Due to various changes in our environment, I had to reconfigure our HA/DRS cluster. Two of my hosts are reporting the following error when being added to the cluster during the reconfiguration for HA:
An error occurred during configuration of the HA Agent on the host.
"failed to delete Vmap_the-host-name process"
The hosts are running ESX 3.5.0 (64607) with Virtual Center 2.5.
Anyone have an idea what's up or at least how I can resolve this?
Hi, I hade the same issue on one of my HA nodes, what I found was that the HA agent on the 4 nodes( /var/log/vmware/aam/aam_config_util_listnodes_log ) was not anymore in sync, as if the nodes do not know exactly who have the HA agent running and who's not. So I've disabled the HA from the cluster..waited to have a complete action thant reconfigure on all nodes the HA, this way I've foreced all the nodes to resync the information.
That's pretty much what I did. Removed the offending host from the cluster then added it back in. It would be nice to know how it happened in the first place and how to resolve it gracefully without removing nodes from the cluster.
Well basically disabling and renabling the HA was the "quick and dirty" solution. I've choosed that solution since, in my case, the problem was that the 4 nodes had different information (1st: said that 2 agent were running and other 2 not, 2nd :1 agent on,3 off; 3rd:2agent on , 2 agent off but not the same of 1st; 4rd: only its agent on) so it was nosense trying to disable the HA agent by command line and even a restart of the agent after a logrotate in order to flush the information didnt'well.
Basically in my case the problem happened beacuse the customer built a VLAN dedicated to the management network of the ESX and seems that they lost the sync for a while.
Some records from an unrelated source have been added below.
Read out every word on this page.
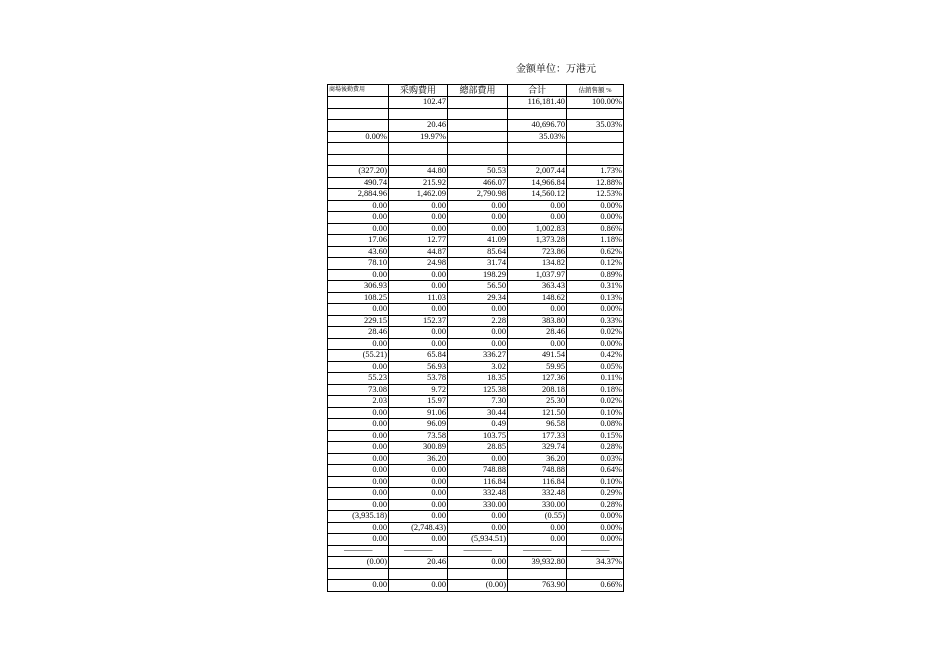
金额单位：万港元
商場後勤費用	采购費用	總部費用	合计	估銷售額 %
	102.47		116,181.40	100.00%

	20.46		40,696.70	35.03%
0.00%	19.97%		35.03%	

(327.20)	44.80	50.53	2,007.44	1.73%
490.74	215.92	466.07	14,966.84	12.88%
2,884.96	1,462.09	2,790.98	14,560.12	12.53%
0.00	0.00	0.00	0.00	0.00%
0.00	0.00	0.00	0.00	0.00%
0.00	0.00	0.00	1,002.83	0.86%
17.06	12.77	41.09	1,373.28	1.18%
43.60	44.87	85.64	723.86	0.62%
78.10	24.98	31.74	134.82	0.12%
0.00	0.00	198.29	1,037.97	0.89%
306.93	0.00	56.50	363.43	0.31%
108.25	11.03	29.34	148.62	0.13%
0.00	0.00	0.00	0.00	0.00%
229.15	152.37	2.28	383.80	0.33%
28.46	0.00	0.00	28.46	0.02%
0.00	0.00	0.00	0.00	0.00%
(55.21)	65.84	336.27	491.54	0.42%
0.00	56.93	3.02	59.95	0.05%
55.23	53.78	18.35	127.36	0.11%
73.08	9.72	125.38	208.18	0.18%
2.03	15.97	7.30	25.30	0.02%
0.00	91.06	30.44	121.50	0.10%
0.00	96.09	0.49	96.58	0.08%
0.00	73.58	103.75	177.33	0.15%
0.00	300.89	28.85	329.74	0.28%
0.00	36.20	0.00	36.20	0.03%
0.00	0.00	748.88	748.88	0.64%
0.00	0.00	116.84	116.84	0.10%
0.00	0.00	332.48	332.48	0.29%
0.00	0.00	330.00	330.00	0.28%
(3,935.18)	0.00	0.00	(0.55)	0.00%
0.00	(2,748.43)	0.00	0.00	0.00%
0.00	0.00	(5,934.51)	0.00	0.00%
-------------------	-------------------	-------------------	-------------------	-------------------
(0.00)	20.46	0.00	39,932.80	34.37%

0.00	0.00	(0.00)	763.90	0.66%
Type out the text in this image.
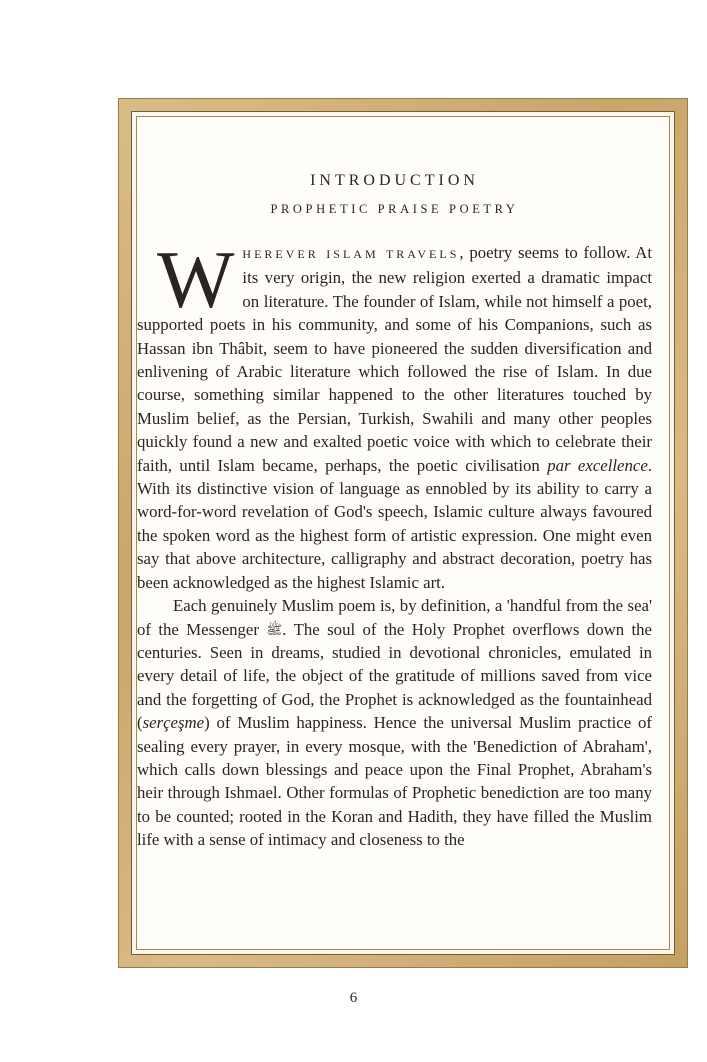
INTRODUCTION
PROPHETIC PRAISE POETRY

WHEREVER ISLAM TRAVELS, poetry seems to follow. At its very origin, the new religion exerted a dramatic impact on literature. The founder of Islam, while not himself a poet, supported poets in his community, and some of his Companions, such as Hassan ibn Thâbit, seem to have pioneered the sudden diversification and enlivening of Arabic literature which followed the rise of Islam. In due course, something similar happened to the other literatures touched by Muslim belief, as the Persian, Turkish, Swahili and many other peoples quickly found a new and exalted poetic voice with which to celebrate their faith, until Islam became, perhaps, the poetic civilisation par excellence. With its distinctive vision of language as ennobled by its ability to carry a word-for-word revelation of God's speech, Islamic culture always favoured the spoken word as the highest form of artistic expression. One might even say that above architecture, calligraphy and abstract decoration, poetry has been acknowledged as the highest Islamic art.

Each genuinely Muslim poem is, by definition, a 'handful from the sea' of the Messenger ﷺ. The soul of the Holy Prophet overflows down the centuries. Seen in dreams, studied in devotional chronicles, emulated in every detail of life, the object of the gratitude of millions saved from vice and the forgetting of God, the Prophet is acknowledged as the fountainhead (serçeşme) of Muslim happiness. Hence the universal Muslim practice of sealing every prayer, in every mosque, with the 'Benediction of Abraham', which calls down blessings and peace upon the Final Prophet, Abraham's heir through Ishmael. Other formulas of Prophetic benediction are too many to be counted; rooted in the Koran and Hadith, they have filled the Muslim life with a sense of intimacy and closeness to the

6
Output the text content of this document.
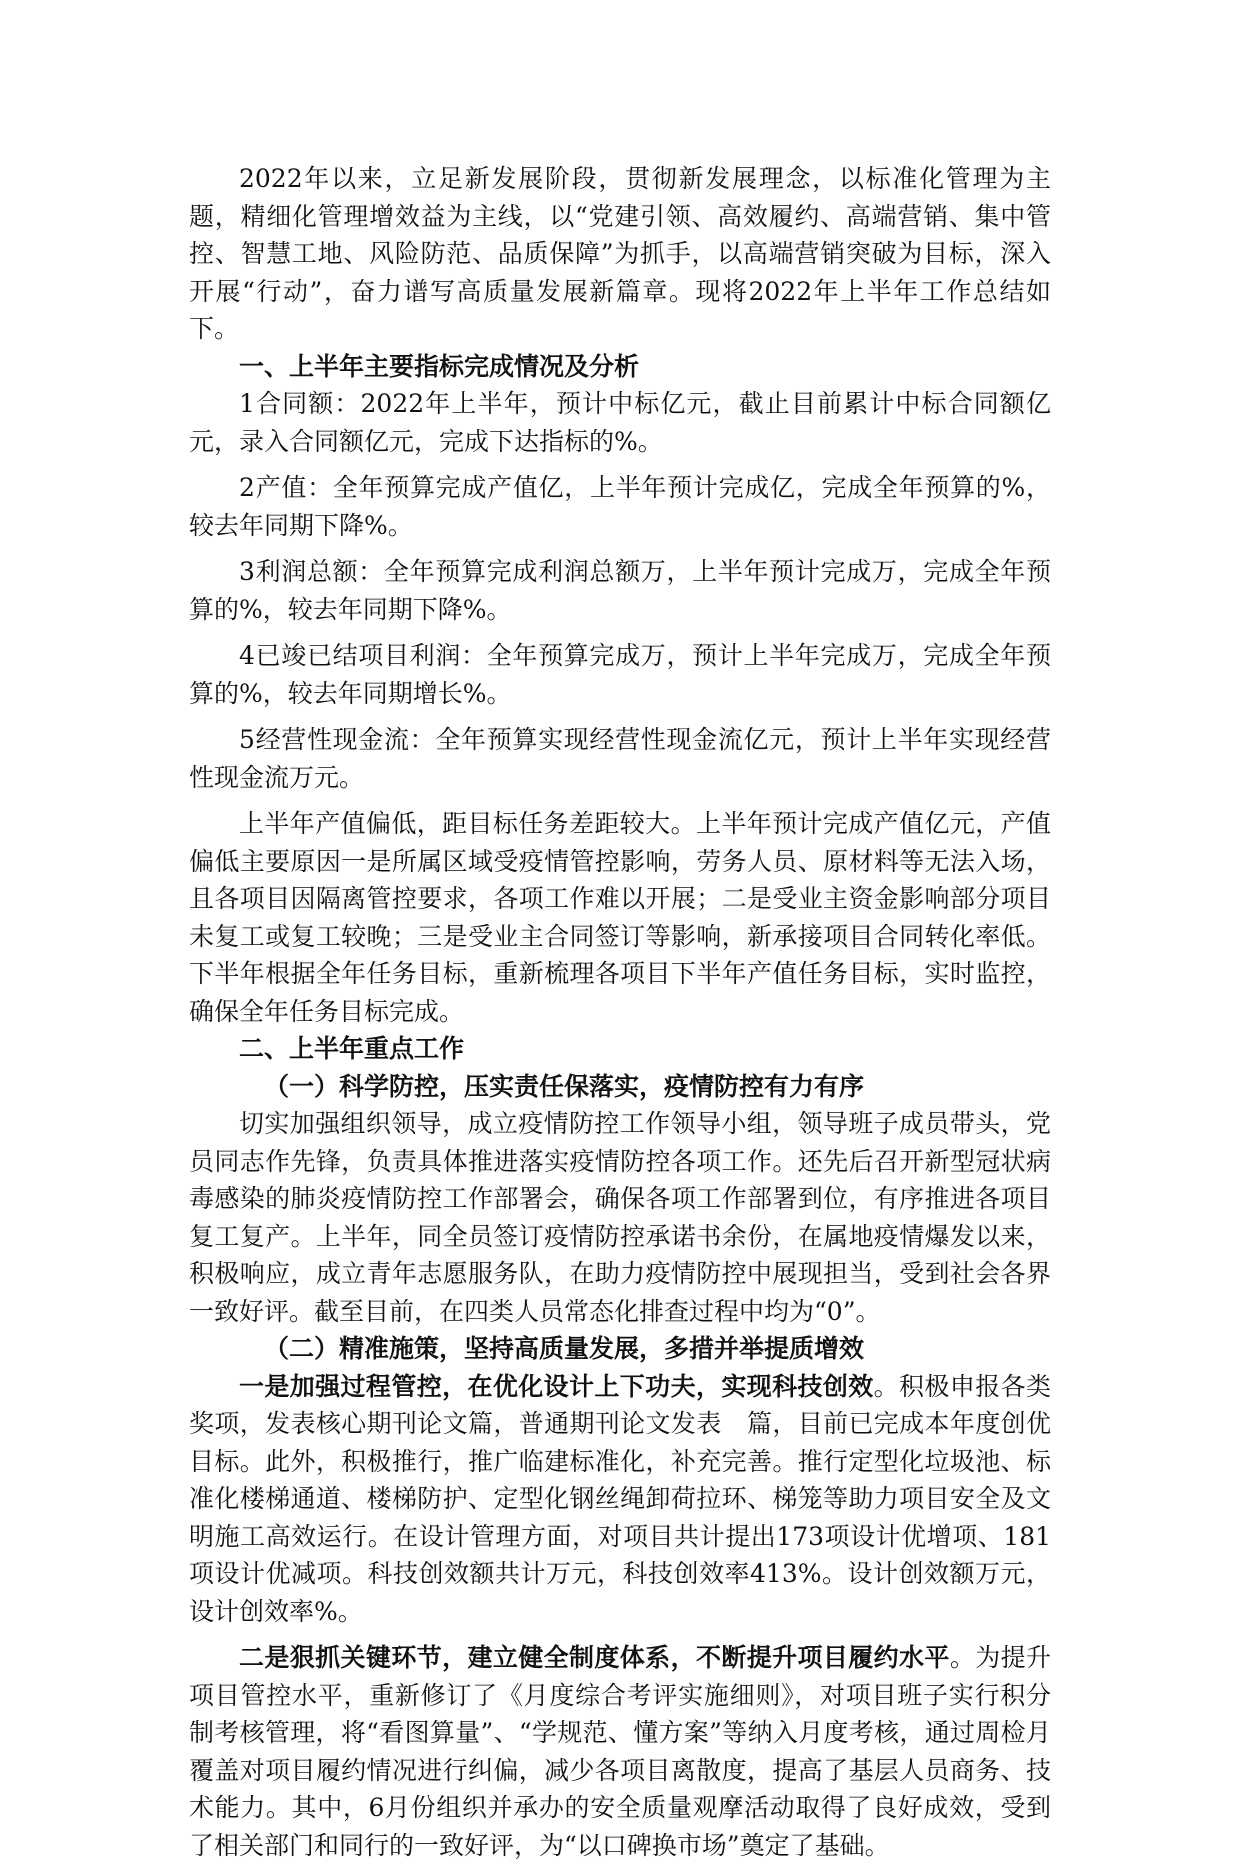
2022年以来，立足新发展阶段，贯彻新发展理念，以标准化管理为主题，精细化管理增效益为主线，以“党建引领、高效履约、高端营销、集中管控、智慧工地、风险防范、品质保障”为抓手，以高端营销突破为目标，深入开展“行动”，奋力谱写高质量发展新篇章。现将2022年上半年工作总结如下。

一、上半年主要指标完成情况及分析

1合同额：2022年上半年，预计中标亿元，截止目前累计中标合同额亿元，录入合同额亿元，完成下达指标的%。

2产值：全年预算完成产值亿，上半年预计完成亿，完成全年预算的%，较去年同期下降%。

3利润总额：全年预算完成利润总额万，上半年预计完成万，完成全年预算的%，较去年同期下降%。

4已竣已结项目利润：全年预算完成万，预计上半年完成万，完成全年预算的%，较去年同期增长%。

5经营性现金流：全年预算实现经营性现金流亿元，预计上半年实现经营性现金流万元。

上半年产值偏低，距目标任务差距较大。上半年预计完成产值亿元，产值偏低主要原因一是所属区域受疫情管控影响，劳务人员、原材料等无法入场，且各项目因隔离管控要求，各项工作难以开展；二是受业主资金影响部分项目未复工或复工较晚；三是受业主合同签订等影响，新承接项目合同转化率低。下半年根据全年任务目标，重新梳理各项目下半年产值任务目标，实时监控，确保全年任务目标完成。

二、上半年重点工作
（一）科学防控，压实责任保落实，疫情防控有力有序

切实加强组织领导，成立疫情防控工作领导小组，领导班子成员带头，党员同志作先锋，负责具体推进落实疫情防控各项工作。还先后召开新型冠状病毒感染的肺炎疫情防控工作部署会，确保各项工作部署到位，有序推进各项目复工复产。上半年，同全员签订疫情防控承诺书余份，在属地疫情爆发以来，积极响应，成立青年志愿服务队，在助力疫情防控中展现担当，受到社会各界一致好评。截至目前，在四类人员常态化排查过程中均为“0”。

（二）精准施策，坚持高质量发展，多措并举提质增效

一是加强过程管控，在优化设计上下功夫，实现科技创效。积极申报各类奖项，发表核心期刊论文篇，普通期刊论文发表　篇，目前已完成本年度创优目标。此外，积极推行，推广临建标准化，补充完善。推行定型化垃圾池、标准化楼梯通道、楼梯防护、定型化钢丝绳卸荷拉环、梯笼等助力项目安全及文明施工高效运行。在设计管理方面，对项目共计提出173项设计优增项、181项设计优减项。科技创效额共计万元，科技创效率413%。设计创效额万元，设计创效率%。

二是狠抓关键环节，建立健全制度体系，不断提升项目履约水平。为提升项目管控水平，重新修订了《月度综合考评实施细则》，对项目班子实行积分制考核管理，将“看图算量”、“学规范、懂方案”等纳入月度考核，通过周检月覆盖对项目履约情况进行纠偏，减少各项目离散度，提高了基层人员商务、技术能力。其中，6月份组织并承办的安全质量观摩活动取得了良好成效，受到了相关部门和同行的一致好评，为“以口碑换市场”奠定了基础。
I have the same problem with 3.5 (actually 3i installable). HA failed on 1 of my 5 hosts. I didn't see any errors in the log but when I tried to reconfigure HA, I get the "cannot delete Vmap process" error. I have to disable the entire cluster or take the machine out of the cluster to get HA back on. The big problem is that this has happened twice in the last two months and there is no notification that HA is not working.
Error is the same but situation is different, i have 2 hosts running 3.0.1 that i need to update to 3.5.0. I added another host running 3.5.0, same model blade, so i can migrate my guests off during the updgrade. No matter what i do, i get "An error occurred during configuration of the HA Agent on the host. I've checked everything i can think of. Thoughts?